Хранить незапятнанной эту добродетель королю труднее всего, потому что он облечен правом миловать. Все люди, даже тираны, склонны к милосердию, когда их не ослепляет страсть или корысть. Человеческое сердце от природы склонно прощать, и мы, уступая велениям этого милого обманщика, нередко готовы поставить свое сострадание выше общественного блага. Какой любовью к своему народу, какой властью над собственными страстями и какой ясностью суждений должен быть наделен человек, который смиряет доводы сердца доводами разума, а будущее благо подданных ставит выше своего душевного покоя.

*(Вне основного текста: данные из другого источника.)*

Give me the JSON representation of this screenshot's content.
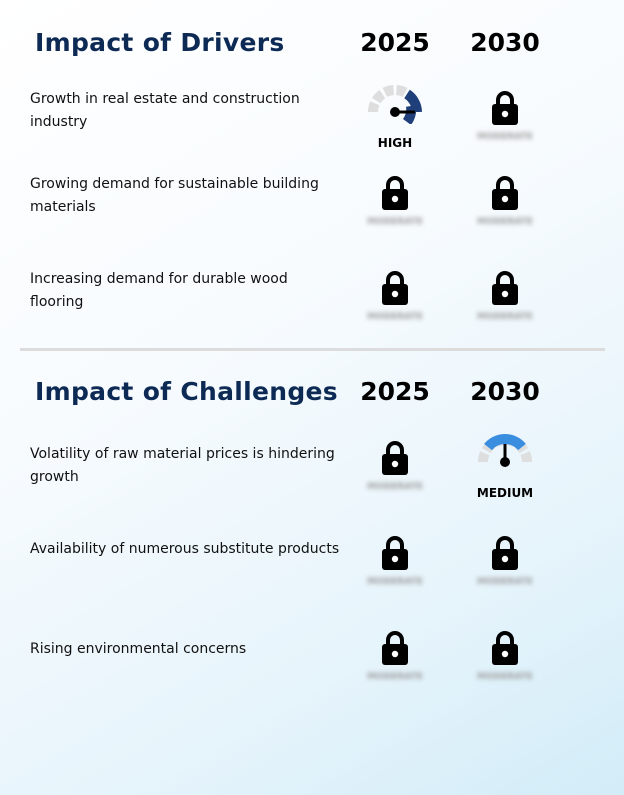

А если к этому естественному милосердию добавить мольбы многочисленных друзей преступника о помиловании, если вспомнить, что король должен оставаться глух не только к собственным чувствам, но и к просьбам тех, кто ему дорог, - и все ради народа, чьи мольбы он, вероятно, никогда не услышит, а благодарности не дождется, - то начинаешь понимать, в чем истинное величие! Попробуем хотя бы на мгновенье поставить себя на место этого справедливого старца, осаждаемого просителями, единодушно взывающими о милости, к которой нас склоняет сама природа, причем не забыт ни один довод, способный разжалобить, и, если отказ наш может оскорбить лежащих у наших ног заступников, то снисхождение не возмутит никого; так представим же себя в подобном положении, и я уверен, что каждому из нас будет легче поступить как человеку добросердечному, а не как беспристрастному судье.